Whiplash

22 Jan

J.K. Simmons (right) leaves behind his affable persona to play a hot-headed jazz chair who berates his musicians, most commonly Andrew (Miles Teller, left) in Whiplash

J.K. Simmons, the gummy affable bald guy who frequently crowds your TV in those semi-humorous Farmers University Insurance ads, has been a long-toiling character actor waiting for his thick slab of meat. In the interim, he has projected a similar amiable persona as the dad in the indie hit Juno and conjured up something a bit more cantankerous and angry as the news editor J. Jonah Jameson in Sam Rami’s Spider-Man trilogy. With Whiplash, Simmons finally gets his steak, and a hunk of Kobe at that. 

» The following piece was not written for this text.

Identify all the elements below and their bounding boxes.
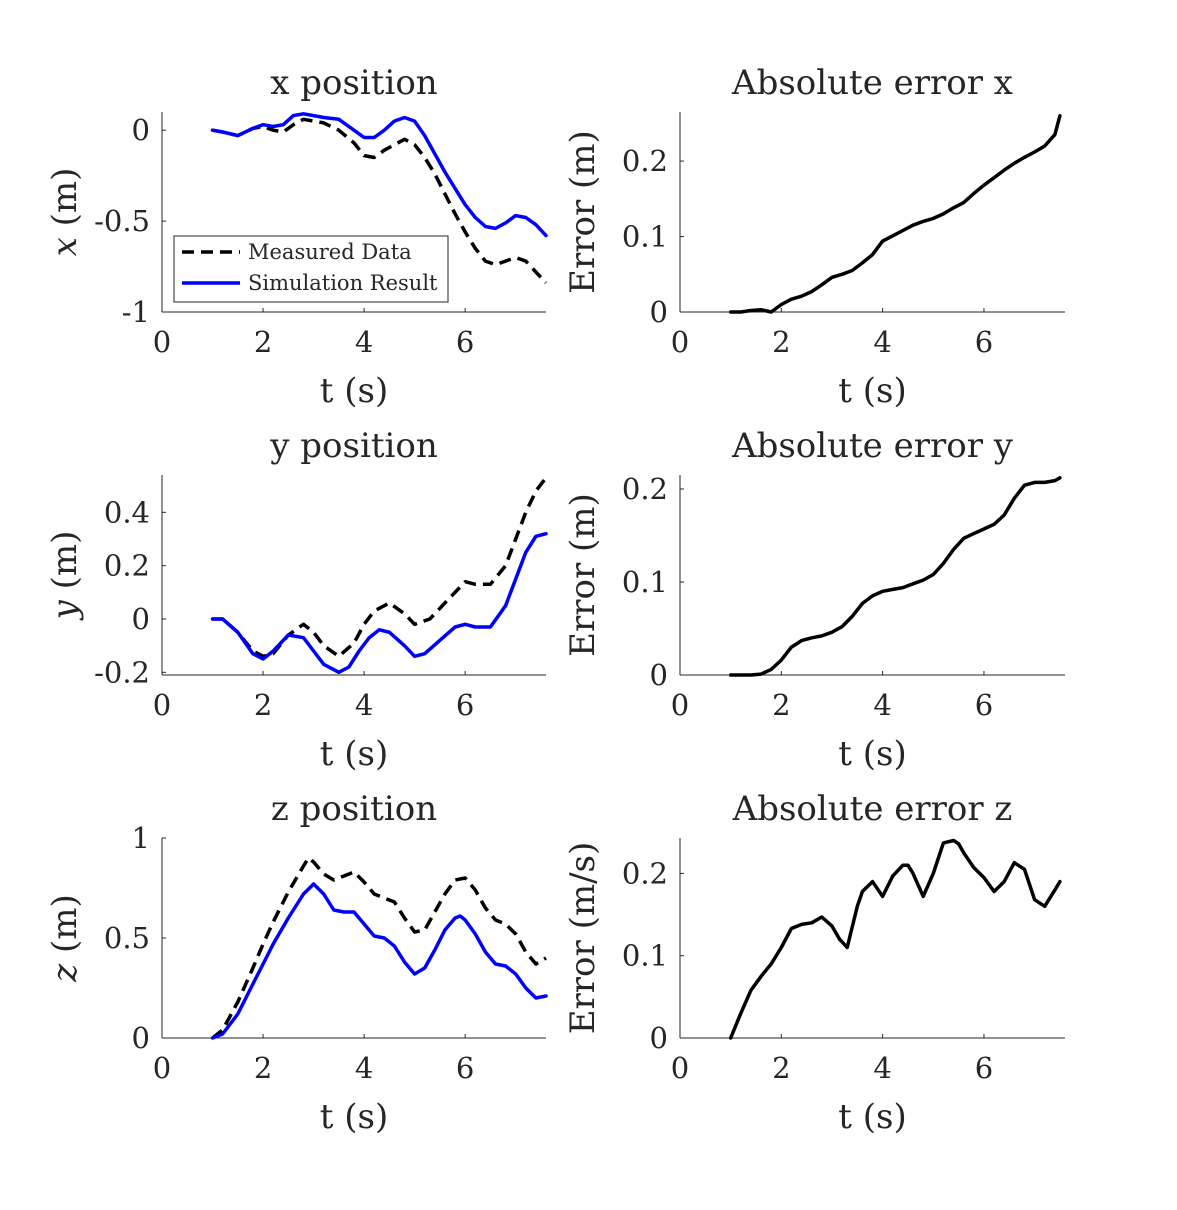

Directed by Damien Chazelle, Whiplash refers to a jazz composition by Hank Levy, played by a competitive ensemble at the fictitious Shaffer Conservatory of Music in New York. The title is also an apt description of the dynamic between Simmons’s Mr. Fletcher, the school’s hot-headed jazz chair and leader of the elite jazz group, and Andrew (Miles Teller), a “nobody” at the school who one day stumbles onto Fletcher’s path. Andrew comes from a family of mediocrity. His dad (played with touching nuance by Paul Reiser) is an ambition-neutered cog in the corporate world, and while Andrew, at first, seems to be part of the “Oh well, that’s just how it goes” camp, things change drastically as he and Fletcher lock horns.

Simmons who clearly showed that he’s got the irascibility in him with his Spider-Man role, launches Fletcher forward as a sort of Mr. Holland on steroids (as in Mr. Holland’s Opus) and R. Lee Ermey’s drill sergeant in Full Metal Jacket. For the part, Simmons, perennially dressed in black, has honed himself physically to reflect his character’s lean meanness. Initially, Fletcher registers as the kind mentor any developing young lad could want when he catches Andrew skinning drums in a studio with a few other JV players. As a result, Fletcher invites him to play with the big boys, and what ensues are cruel, soul-eviscerating mind games. Andrew is promoted and demoted on a dime, and there are scenes where he and his competitors must go at it for hours until their fingers bleed, all the while Fletcher, fresh and full of energy, looms in their face shouting “rushing” or “dragging” as to the tempo. It’s a scene very reminiscent of Louis Gossett Jr. barking “steers” and “queers” while overseeing calisthenics in An Officer and a Gentleman.

Fletcher’s one big point of justification for all his bullishness — and he does regularly break players and humiliate them with a cocksure cruelty — is inspiring greatness, pointing to Jo Jones tossing a cymbal at the young Charlie Parker’s head. He elaborates that without critically tearing down his students there wouldn’t have been a Parker without a Jones. Things ebb and flow, and events work around so that Andrew and Fletcher wind up on the same plane. Andrew too, in a bit of an All About Eve evolution, begins to unleash the spite in his heart, with the young coed he’s been wooing (Melissa Benoist, Glee) taking the brunt of it.

The film, an expansion of director Chazelle’s prize-winning 2013 Sundance short, is a technical wonderment both visually and aurally. Chazelle, whose first feature Guy and Madeline on a Park Bench (2009) also revolved around a jazz musician and a complex relationship, clearly has a passion for beat and composition. Plus, Whiplash shares somesimilarities with Birdman — it too is a claustrophobic drama set in the New York arts scene. But Whiplash is driven by a snazzy jazz score that keeps the tension near climax and the characters in constant motion, even when thery’d just like to take five. It helps too that Teller, the young actor best known as his role as a boozy high schooler in The Spectacular Now and as a bully in Divergent, has a background in percussion and can hold his own against Simmons — though his boyish looks betray his effort as the table tilts. Chazelle smartly employs real musicians to fill in at the seams, which means cinematographer Sharone Meir can zoom in on the players without worrying that the technique isn’t right. The results that editor Tom Cross create are visceral, from both the emotional tone of the moment and the musical movement.

Given what Teller, Simmons, and Chazelle have accomplished here — and the film is being widely recognized by the awards bodies — it’ll be curious to see how the trio follows up. Teller is already in the middle of Bleed for This, the story of boxer Vinny Pazienza, which should be telling, and Simmons is listed for supporting parts in several upcoming projects, but I predict that his part in Whiplash will change that. Chazelle’s next project, La La Landagain stars Teller and also revolves around jazz (a pianist). Does Chazelle’s focus on jazz get better with practice, or has he gone to the well too many times? In either case, there’ll always be Whiplash, a minor magnum opus, if ever there was one.